After seldom admitting to air strikes over the last eight years in Syria, Israel has fully abandoned its policy of tactical ambiguity.
In a series of interviews marking his departure, IDF Chief of Staff Gadi Eisenkot has spoken openly, particularly of the last two years of strikes against Iranian targets in Syria, of which he said there had been “thousands”.
Then on Sunday, in another rare move, Prime Minister Benjamin Netanyahu acknowledged Israel had carried out a strike on Iranian weapon shipments near Damascus only 36 hours earlier.
The reasons for this sudden openness are varied. It is of course connected to General Eisenkot’s desire to take responsibility for a change of Israel’s strategy in early 2017, when it began directly attacking Iranian targets, and the successful execution of a complex and dangerous campaign.
Mr Netanyahu is fighting an election campaign having just made himself defence minister as well, and is competing against other candidates with strong defence credentials. He wants to highlight his leadership in the role in the campaign too.
But it isn’t just about each man having their share of glory. There are strategic reasons for Israel now bringing this to light.
From mid-2011 until the end of 2016, Israel’s operations in Syria were aimed at denying Hezbollah from acquiring advanced weapons systems from their Iranian patrons and spiriting them away to their arsenal in Lebanon.
The decision to shift to attacking “Iranian infrastructure” in Syria, formulated by General Eisenkot and approved by Mr Netanyahu, was a response to Iran’s Qods Force commander Qasem Suleimani’s strategic plan to take advantage of the vacuum left in Syria by the retreat of ISIS to establish permanent bases in Syria, and boost the presence of Shia forces there, to as high as 100,000 fighters.
Israel’s attacks were specifically aimed at preventing that outcome and two years later, it is clear that General Suleimani has been forced to abandon his grand design.
But he has not totally given up on his attempt to increase the strategic threat on Israel’s northern border. Iran is now focused on trying to improve the accuracy of the long-range missiles stored by Hezbollah in Lebanon and establish a similar structure in Iraq of Shia militias operating Iranian missiles. Israel is determined to prevent that from happening as well.
“I can say with confidence that, as we speak, Hezbollah does not possess accurate [missile] capabilities except for small and negligible ones,” General Eisenkot said in one of the interviews.
“They were hoping to have hundreds of missiles in the mid- and long-range.”
But that campaign is still ongoing and will continue under his successor, the new IDF Chief of Staff Aviv Kochavi.
Meanwhile, in a last major operation of this term, the IDF this week called an end to Operation Northern Shield, in which six Hezbollah cross-border tunnels were located and destroyed.

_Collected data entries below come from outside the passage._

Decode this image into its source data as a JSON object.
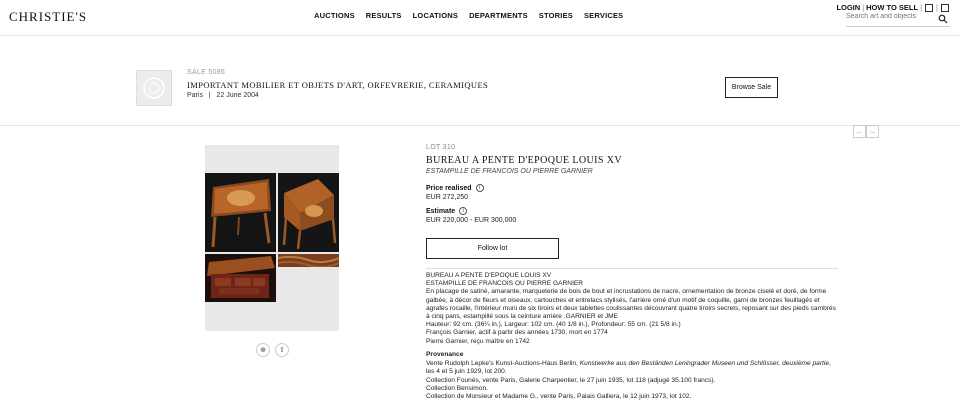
{
  "header": {
    "logo": "CHRISTIE'S",
    "nav": [
      "AUCTIONS",
      "RESULTS",
      "LOCATIONS",
      "DEPARTMENTS",
      "STORIES",
      "SERVICES"
    ],
    "login": "LOGIN",
    "how_to_sell": "HOW TO SELL",
    "search_placeholder": "Search art and objects"
  },
  "sale": {
    "number": "SALE 5086",
    "title": "IMPORTANT MOBILIER ET OBJETS D'ART, ORFEVRERIE, CERAMIQUES",
    "location": "Paris",
    "separator": "|",
    "date": "22 June 2004",
    "browse_label": "Browse Sale"
  },
  "pager": {
    "prev": "←",
    "next": "→"
  },
  "lot": {
    "number": "LOT 310",
    "title": "BUREAU A PENTE D'EPOQUE LOUIS XV",
    "subtitle": "ESTAMPILLE DE FRANCOIS OU PIERRE GARNIER",
    "price_label": "Price realised",
    "price_value": "EUR 272,250",
    "estimate_label": "Estimate",
    "estimate_value": "EUR 220,000 - EUR 300,000",
    "follow_label": "Follow lot"
  },
  "description": {
    "lines": [
      "BUREAU A PENTE D'EPOQUE LOUIS XV",
      "ESTAMPILLE DE FRANCOIS OU PIERRE GARNIER",
      "En placage de satiné, amarante, marqueterie de bois de bout et incrustations de nacre, ornementation de bronze ciselé et doré, de forme galbée, à décor de fleurs et oiseaux, cartouches et entrelacs stylisés, l'arrière orné d'un motif de coquille, garni de bronzes feuillagés et agrafes rocaille, l'intérieur muni de six tiroirs et deux tablettes coulissantes découvrant quatre tiroirs secrets, reposant sur des pieds cambrés à cinq pans, estampillé sous la ceinture arrière .GARNIER et JME",
      "Hauteur: 92 cm. (36¼ in.), Largeur: 102 cm. (40 1/8 in.), Profondeur: 55 cm. (21 5/8 in.)",
      "François Garnier, actif à partir des années 1730, mort en 1774",
      "Pierre Garnier, reçu maître en 1742"
    ]
  },
  "provenance": {
    "heading": "Provenance",
    "line1_a": "Vente Rudolph Lepke's Kunst-Auctions-Haus Berlin, ",
    "line1_italic": "Kunstwerke aus den Beständen Leningrader Museen und Schlösser, deuxième partie",
    "line1_b": ", les 4 et 5 juin 1929, lot 200.",
    "line2": "Collection Founès, vente Paris, Galerie Charpentier, le 27 juin 1935, lot 118 (adjugé 35.100 francs).",
    "line3": "Collection Bensimon.",
    "line4": "Collection de Monsieur et Madame G., vente Paris, Palais Galliera, le 12 juin 1973, lot 102."
  },
  "colors": {
    "border": "#222222",
    "divider": "#dddddd",
    "gallery_bg": "#e8e8e8"
  }
}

General Eisenkot’s final act in office was to warn General Suleiamani, Hezbollah Secretary-General Hasan Nasrallah, Iran’s Supreme Leader Ali Khamenei and — over their heads — the Iranian and Lebanese civilians that Israel has so far succeeded in ruining their plans, and will do everything to continue doing so.
The message is that, with Iran sinking further in to a sanctions-fuelled economic crisis and Lebanon in political turmoil, trying to build a military presence on Israel’s border is a waste of valuable resources.